Company director Andrew Thomson said in a statement: “Our trading operations have been affected by challenges to revenues but the core publishing business continues to trade well in comparison to our peers.
“We believe in the longer-term future of the publishing business and are working on brand extensions and other initiatives to support it.
“There is a strong brand loyalty to our traditional titles and we look to replicate this in the new businesses that we have acquired.
“We are also seeking to develop, source and evaluate new and adjacent lines of business, potential investments and acquisitions.”
Newspaper advertising revenues were down 7.6 per cent on 2018 to £13.5m, while magazine revenues at the company’s mostly women and children-targeted titles were down five per cent to £23.6m.
The company said this could partially be put down to its decision to close men’s magazine Shortlist in December 2018 as part of a strategy “to align activities entirely to the women’s market”.
DC Thomson reported a ratio of 68 per cent circulation revenue to 32 per cent advertising revenue, compared to 66 per cent and 34 per cent the previous year, which it said gave it “more protection against advertising declines than many publishing businesses”.
It added that this ratio was “important in the context of the competition from businesses such as Facebook and Google”.
Newspaper circulation revenues were down 2.2 per cent to £33.4m, with the company saying cover price increases had helped to “reduce the effect of the continuing trend in volume declines”.
Magazine sales grew by eight per cent to £46.1m, which the company put down to its purchase of specialist magazine publisher Aceville in September 2018.
Thomson said: “Whilst competition from online advertising businesses continues to cause issues for our print advertising, particularly display, we continue to develop new ways of working, levering the quality and reputation of our products.
“We continue to consider the acquisition of businesses aimed at adding to the media offering to increase profits and give the business a broader range of product.”

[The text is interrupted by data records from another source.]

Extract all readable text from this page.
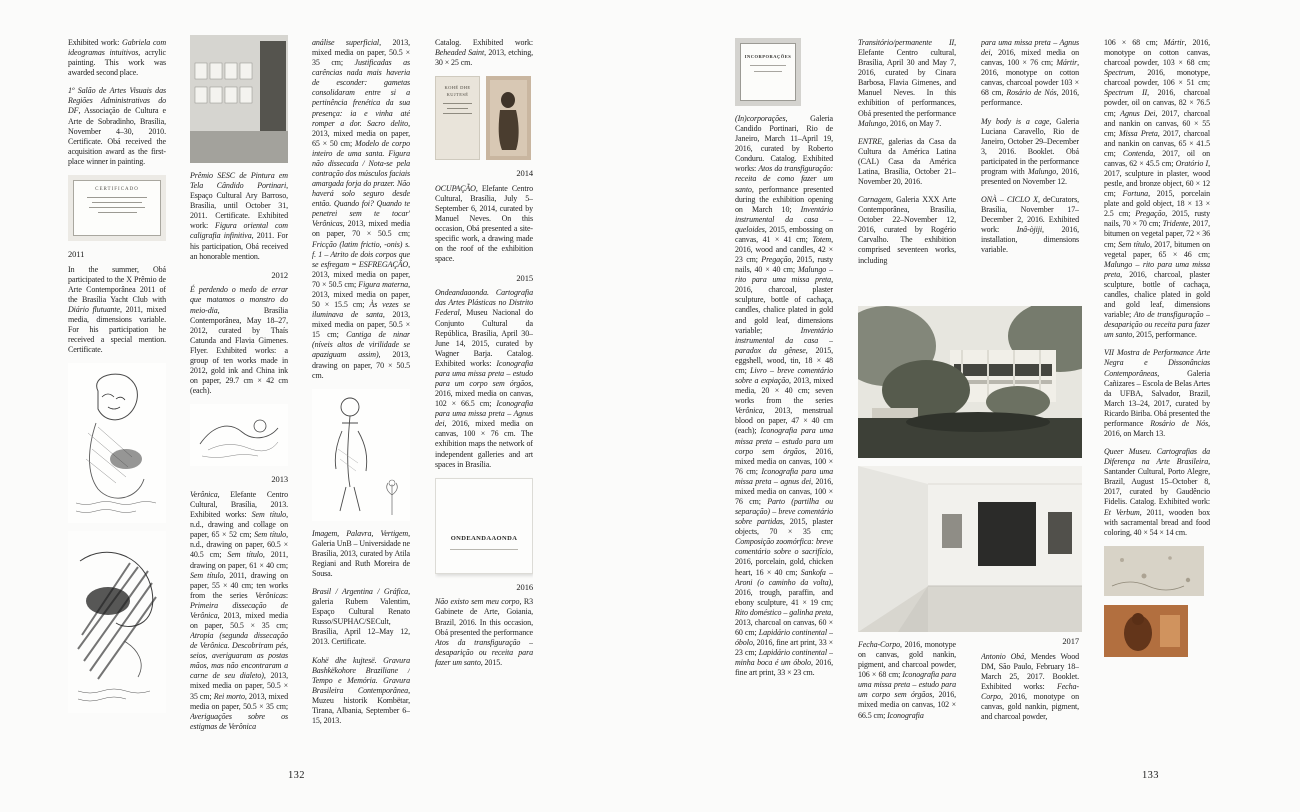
Exhibited work: Gabriela com ideogramas intuitivos, acrylic painting. This work was awarded second place.

1º Salão de Artes Visuais das Regiões Administrativas do DF, Associação de Cultura e Arte de Sobradinho, Brasília, November 4–30, 2010. Certificate. Obá received the acquisition award as the first-place winner in painting.

CERTIFICADO
2011

In the summer, Obá participated to the X Prêmio de Arte Contemporânea 2011 of the Brasília Yacht Club with Diário flutuante, 2011, mixed media, dimensions variable. For his participation he received a special mention. Certificate.

Prêmio SESC de Pintura em Tela Cândido Portinari, Espaço Cultural Ary Barroso, Brasília, until October 31, 2011. Certificate. Exhibited work: Figura oriental com caligrafia infinitiva, 2011. For his participation, Obá received an honorable mention.

2012

É perdendo o medo de errar que matamos o monstro do meio-dia, Brasília Contemporânea, May 18–27, 2012, curated by Thaís Catunda and Flavia Gimenes. Flyer. Exhibited works: a group of ten works made in 2012, gold ink and China ink on paper, 29.7 cm × 42 cm (each).

2013

Verônica, Elefante Centro Cultural, Brasília, 2013. Exhibited works: Sem título, n.d., drawing and collage on paper, 65 × 52 cm; Sem título, n.d., drawing on paper, 60.5 × 40.5 cm; Sem título, 2011, drawing on paper, 61 × 40 cm; Sem título, 2011, drawing on paper, 55 × 40 cm; ten works from the series Verônicas: Primeira dissecação de Verônica, 2013, mixed media on paper, 50.5 × 35 cm; Atropia (segunda dissecação de Verônica. Descobriram pés, seios, averiguaram as postas mãos, mas não encontraram a carne de seu dialeto), 2013, mixed media on paper, 50.5 × 35 cm; Rei morto, 2013, mixed media on paper, 50.5 × 35 cm; Averiguações sobre os estigmas de Verônica

análise superficial, 2013, mixed media on paper, 50.5 × 35 cm; Justificadas as carências nada mais haveria de esconder: gametas consolidaram entre si a pertinência frenética da sua presença: ia e vinha até romper a dor. Sacro delito, 2013, mixed media on paper, 65 × 50 cm; Modelo de corpo inteiro de uma santa. Figura não dissecada / Nota-se pela contração dos músculos faciais amargada forja do prazer. Não haverá solo seguro desde então. Quando foi? Quando te penetrei sem te tocar' Verônicas, 2013, mixed media on paper, 70 × 50.5 cm; Fricção (latim frictio, -onis) s. f. 1 – Atrito de dois corpos que se esfregam = ESFREGAÇÃO, 2013, mixed media on paper, 70 × 50.5 cm; Figura materna, 2013, mixed media on paper, 50 × 15.5 cm; Às vezes se iluminava de santa, 2013, mixed media on paper, 50.5 × 15 cm; Cantiga de ninar (níveis altos de virilidade se apaziguam assim), 2013, drawing on paper, 70 × 50.5 cm.

Imagem, Palavra, Vertigem, Galeria UnB – Universidade ne Brasília, 2013, curated by Atila Regiani and Ruth Moreira de Sousa.

Brasil / Argentina / Gráfica, galeria Rubem Valentim, Espaço Cultural Renato Russo/SUPHAC/SECult, Brasília, April 12–May 12, 2013. Certificate.

Kohë dhe kujtesë. Gravura Bashkëkohore Braziliane / Tempo e Memória. Gravura Brasileira Contemporânea, Muzeu historik Kombëtar, Tirana, Albania, September 6–15, 2013.

Catalog. Exhibited work: Beheaded Saint, 2013, etching, 30 × 25 cm.

KOHË DHE KUJTESË
2014

OCUPAÇÃO, Elefante Centro Cultural, Brasília, July 5–September 6, 2014, curated by Manuel Neves. On this occasion, Obá presented a site-specific work, a drawing made on the roof of the exhibition space.

2015

Ondeandaaonda. Cartografia das Artes Plásticas no Distrito Federal, Museu Nacional do Conjunto Cultural da República, Brasília, April 30–June 14, 2015, curated by Wagner Barja. Catalog. Exhibited works: Iconografia para uma missa preta – estudo para um corpo sem órgãos, 2016, mixed media on canvas, 102 × 66.5 cm; Iconografia para uma missa preta – Agnus dei, 2016, mixed media on canvas, 100 × 76 cm. The exhibition maps the network of independent galleries and art spaces in Brasília.

ONDEANDAAONDA
2016

Não existo sem meu corpo, R3 Gabinete de Arte, Goiania, Brazil, 2016. In this occasion, Obá presented the performance Atos da transfiguração – desaparição ou receita para fazer um santo, 2015.

132
INCORPORAÇÕES

(In)corporações, Galeria Candido Portinari, Rio de Janeiro, March 11–April 19, 2016, curated by Roberto Conduru. Catalog. Exhibited works: Atos da transfiguração: receita de como fazer um santo, performance presented during the exhibition opening on March 10; Inventário instrumental da casa – queloides, 2015, embossing on canvas, 41 × 41 cm; Totem, 2016, wood and candles, 42 × 23 cm; Pregação, 2015, rusty nails, 40 × 40 cm; Malungo – rito para uma missa preta, 2016, charcoal, plaster sculpture, bottle of cachaça, candles, chalice plated in gold and gold leaf, dimensions variable; Inventário instrumental da casa – paradox da gênese, 2015, eggshell, wood, tin, 18 × 48 cm; Livro – breve comentário sobre a expiação, 2013, mixed media, 20 × 40 cm; seven works from the series Verônica, 2013, menstrual blood on paper, 47 × 40 cm (each); Iconografia para uma missa preta – estudo para um corpo sem órgãos, 2016, mixed media on canvas, 100 × 76 cm; Iconografia para uma missa preta – agnus dei, 2016, mixed media on canvas, 100 × 76 cm; Parto (partilha ou separação) – breve comentário sobre partidas, 2015, plaster objects, 70 × 35 cm; Composição zoomórfica: breve comentário sobre o sacrifício, 2016, porcelain, gold, chicken heart, 16 × 40 cm; Sankofa – Aroni (o caminho da volta), 2016, trough, paraffin, and ebony sculpture, 41 × 19 cm; Rito doméstico – galinha preta, 2013, charcoal on canvas, 60 × 60 cm; Lapidário continental – óbolo, 2016, fine art print, 33 × 23 cm; Lapidário continental – minha boca é um óbolo, 2016, fine art print, 33 × 23 cm.

Transitório/permanente II, Elefante Centro cultural, Brasília, April 30 and May 7, 2016, curated by Cinara Barbosa, Flavia Gimenes, and Manuel Neves. In this exhibition of performances, Obá presented the performance Malungo, 2016, on May 7.

ENTRE, galerias da Casa da Cultura da América Latina (CAL) Casa da América Latina, Brasília, October 21–November 20, 2016.

Carnagem, Galeria XXX Arte Contemporânea, Brasília, October 22–November 12, 2016, curated by Rogério Carvalho. The exhibition comprised seventeen works, including

para uma missa preta – Agnus dei, 2016, mixed media on canvas, 100 × 76 cm; Mártir, 2016, monotype on cotton canvas, charcoal powder 103 × 68 cm, Rosário de Nós, 2016, performance.

My body is a cage, Galeria Luciana Caravello, Rio de Janeiro, October 29–December 3, 2016. Booklet. Obá participated in the performance program with Malungo, 2016, presented on November 12.

ONÀ – CICLO X, deCurators, Brasília, November 17–December 2, 2016. Exhibited work: Inâ-òjiji, 2016, installation, dimensions variable.

Fecha-Corpo, 2016, monotype on canvas, gold nankin, pigment, and charcoal powder, 106 × 68 cm; Iconografia para uma missa preta – estudo para um corpo sem órgãos, 2016, mixed media on canvas, 102 × 66.5 cm; Iconografia

2017

Antonio Obá, Mendes Wood DM, São Paulo, February 18–March 25, 2017. Booklet. Exhibited works: Fecha-Corpo, 2016, monotype on canvas, gold nankin, pigment, and charcoal powder,

106 × 68 cm; Mártir, 2016, monotype on cotton canvas, charcoal powder, 103 × 68 cm; Spectrum, 2016, monotype, charcoal powder, 106 × 51 cm; Spectrum II, 2016, charcoal powder, oil on canvas, 82 × 76.5 cm; Agnus Dei, 2017, charcoal and nankin on canvas, 60 × 55 cm; Missa Preta, 2017, charcoal and nankin on canvas, 65 × 41.5 cm; Contenda, 2017, oil on canvas, 62 × 45.5 cm; Oratório I, 2017, sculpture in plaster, wood pestle, and bronze object, 60 × 12 cm; Fortuna, 2015, porcelain plate and gold object, 18 × 13 × 2.5 cm; Pregação, 2015, rusty nails, 70 × 70 cm; Tridente, 2017, bitumen on vegetal paper, 72 × 36 cm; Sem título, 2017, bitumen on vegetal paper, 65 × 46 cm; Malungo – rito para uma missa preta, 2016, charcoal, plaster sculpture, bottle of cachaça, candles, chalice plated in gold and gold leaf, dimensions variable; Ato de transfiguração – desaparição ou receita para fazer um santo, 2015, performance.

VII Mostra de Performance Arte Negra e Dissonâncias Contemporâneas, Galeria Cañizares – Escola de Belas Artes da UFBA, Salvador, Brazil, March 13–24, 2017, curated by Ricardo Biriba. Obá presented the performance Rosário de Nós, 2016, on March 13.

Queer Museu. Cartografias da Diferença na Arte Brasileira, Santander Cultural, Porto Alegre, Brazil, August 15–October 8, 2017, curated by Gaudêncio Fidelis. Catalog. Exhibited work: Et Verbum, 2011, wooden box with sacramental bread and food coloring, 40 × 54 × 14 cm.

133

In April 2019 DC Thomson bought Scottish golf magazine Bunkered as part of a buyout of PSP Media Group and in September it launched a new monthly magazine aimed at women over 55.
Thomson added: “Whilst we expect our traditional business to continue to prosper, we are committed to finding new products and markets.”
DC Thomson’s non-publishing revenue streams include events, which grew by 10.7 per cent last year, and contract printing, which grew by 6.1 per cent as other publishers “gradually reduced” their in-house press facilities.